Robert Wilson – Slow time, visual theatre

Avignon, 1976. Late on a July evening in the cobbled courtyard of the Théâtre Municipal, hundreds of festival-goers sit on wooden benches beneath a darkening sky. On stage, a strange and hypnotic tableau unfolds. A line of figures in unison slow-motion crosses from left to right, their movements deliberate and dreamlike. A young woman in a white dress steps forward, raises her arm at an impossibly languid pace, and points toward a bright halo of light. From the orchestra pit, an electric organ sustains a pulsating chord that seems to suspend time itself.
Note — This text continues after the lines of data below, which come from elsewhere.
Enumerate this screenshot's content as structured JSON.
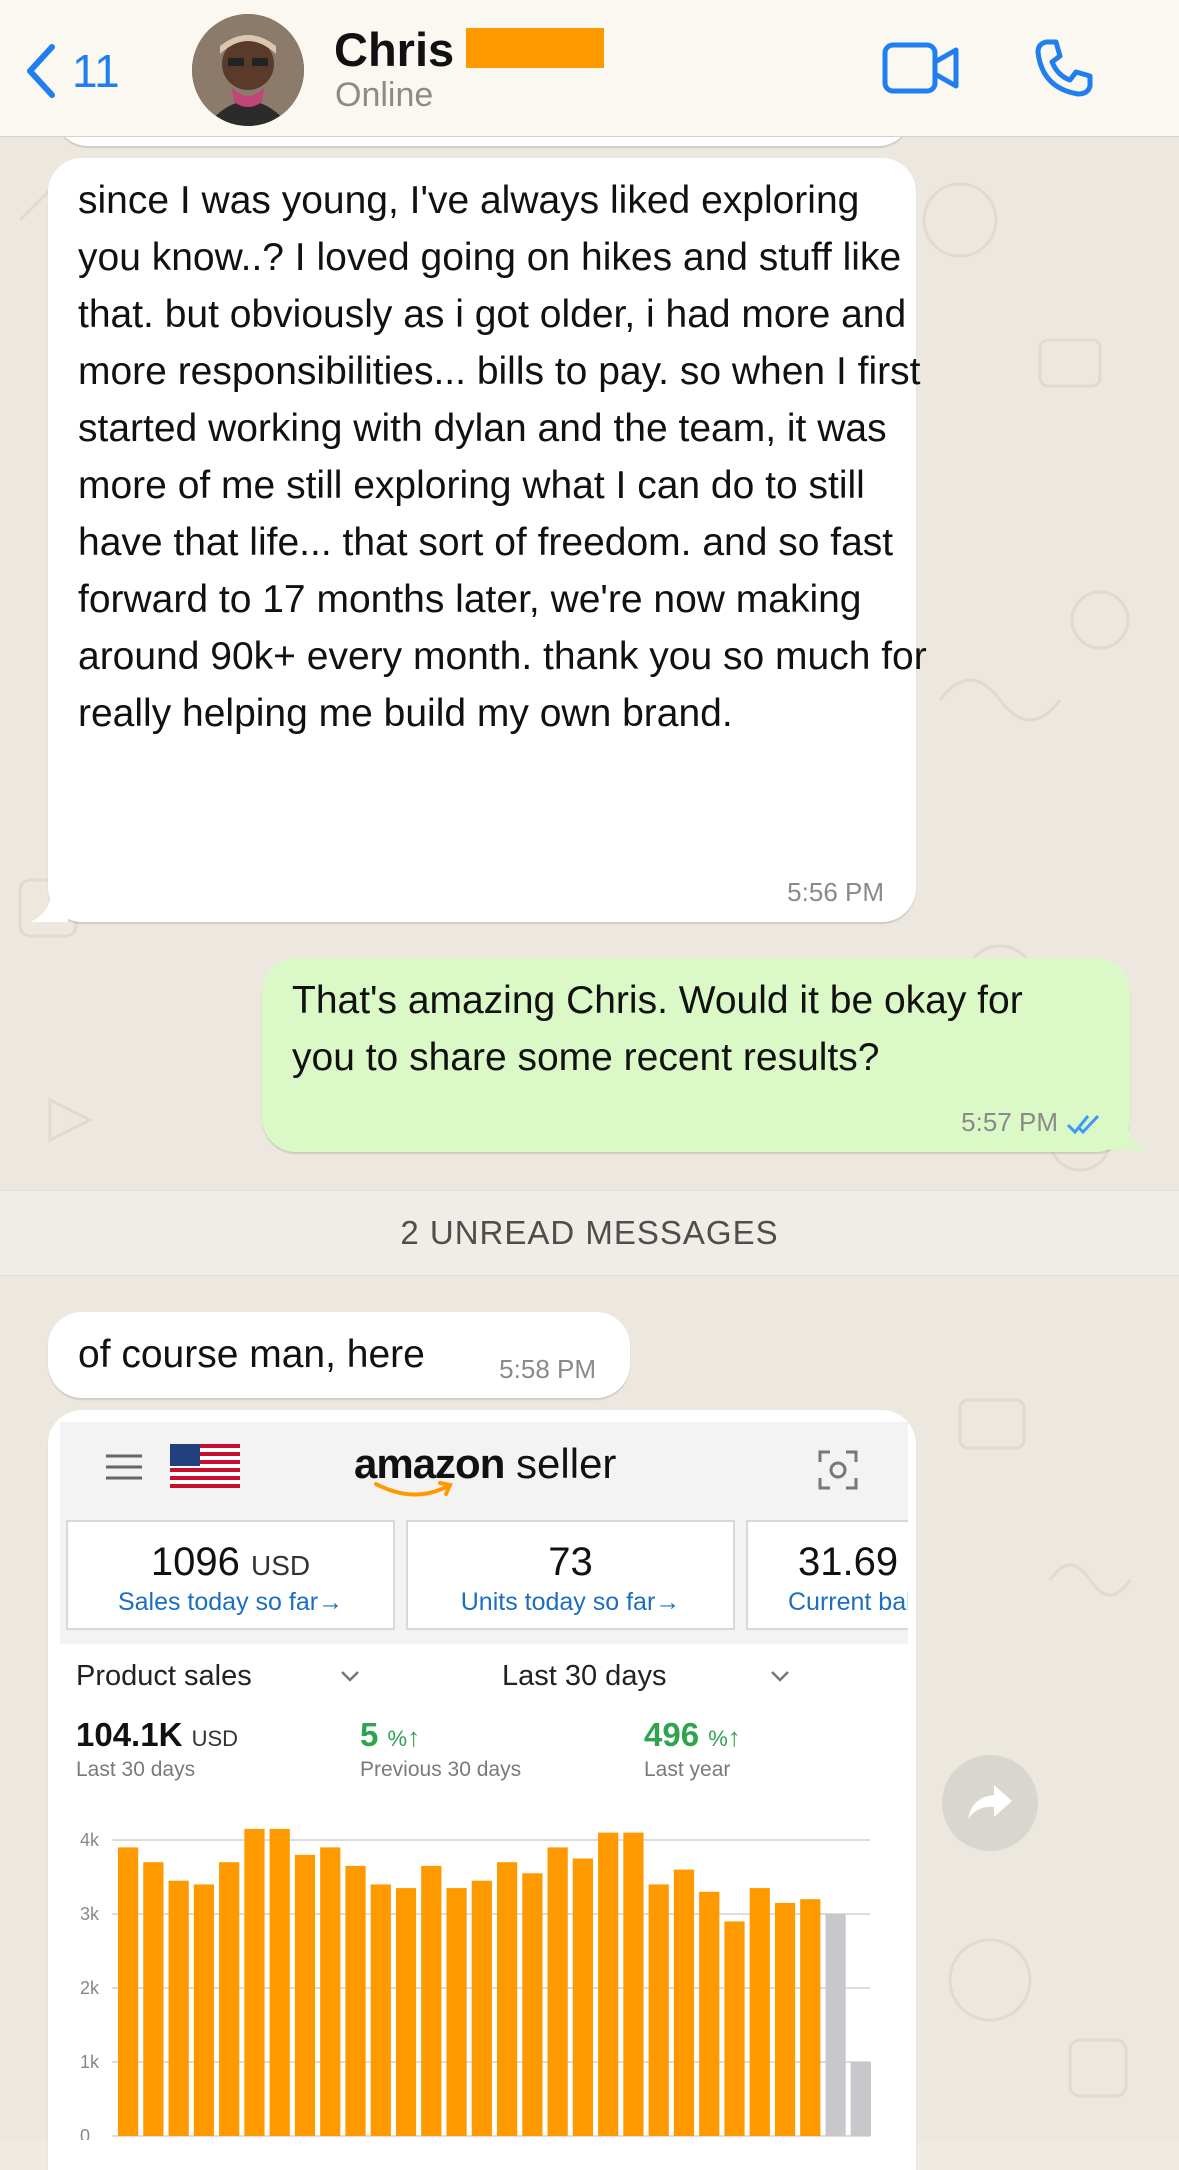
{
  "header": {
    "back_count": "11",
    "contact_name": "Chris",
    "status": "Online"
  },
  "messages": [
    {
      "direction": "incoming",
      "text": "since I was young, I've always liked exploring you know..? I loved going on hikes and stuff like that. but obviously as i got older, i had more and more responsibilities... bills to pay. so when I first started working with dylan and the team, it was more of me still exploring what I can do to still have that life... that sort of freedom. and so fast forward to 17 months later, we're now making around 90k+ every month. thank you so much for really helping me build my own brand.",
      "time": "5:56 PM"
    },
    {
      "direction": "outgoing",
      "text": "That's amazing Chris. Would it be okay for you to share some recent results?",
      "time": "5:57 PM",
      "read": true
    },
    {
      "direction": "incoming",
      "text": "of course man, here",
      "time": "5:58 PM"
    }
  ],
  "unread_banner": "2 UNREAD MESSAGES",
  "amazon": {
    "brand_word": "amazon",
    "brand_suffix": "seller",
    "kpis": [
      {
        "value": "1096",
        "unit": "USD",
        "link": "Sales today so far"
      },
      {
        "value": "73",
        "unit": "",
        "link": "Units today so far"
      },
      {
        "value": "31.69",
        "unit": "",
        "link": "Current balance"
      }
    ],
    "metric_select": "Product sales",
    "range_select": "Last 30 days",
    "total": {
      "value": "104.1K",
      "unit": "USD",
      "caption": "Last 30 days"
    },
    "prev": {
      "value": "5",
      "unit": "%",
      "caption": "Previous 30 days"
    },
    "last_year": {
      "value": "496",
      "unit": "%",
      "caption": "Last year"
    },
    "colors": {
      "bar": "#ff9900",
      "bar_partial": "#c7c7cc",
      "growth": "#2ea44f",
      "link": "#1b6ec2"
    }
  },
  "chart_data": {
    "type": "bar",
    "y_ticks": [
      "4k",
      "3k",
      "2k",
      "1k",
      "0"
    ],
    "ylim": [
      0,
      4000
    ],
    "values": [
      3900,
      3700,
      3450,
      3400,
      3700,
      4150,
      4150,
      3800,
      3900,
      3650,
      3400,
      3350,
      3650,
      3350,
      3450,
      3700,
      3550,
      3900,
      3750,
      4100,
      4100,
      3400,
      3600,
      3300,
      2900,
      3350,
      3150,
      3200,
      3000,
      1000
    ],
    "highlight_last": 2
  }
}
In the front row, a man wipes sweat from his brow; it’s been four hours, and yet the performance of Einstein on the Beach is still in full flow, no intermission in sight. Some audience members quietly slip out for a break, then wander back in—a courtesy the director has encouraged. Up in the lighting booth stands Robert Wilson, tall and still at age thirty-four, his eyes taking in every detail. He wears all black, silver hair pulled into a tight ponytail, the very picture of calm control. As a gentle chorus of “do-re-mi” syllables echoes onstage in an endless loop, Wilson allows a rare, slight smile. This is his world: a theatre where time stretches, images speak louder than words, and the spectators’ sense of reality is slowly, inexorably being transformed.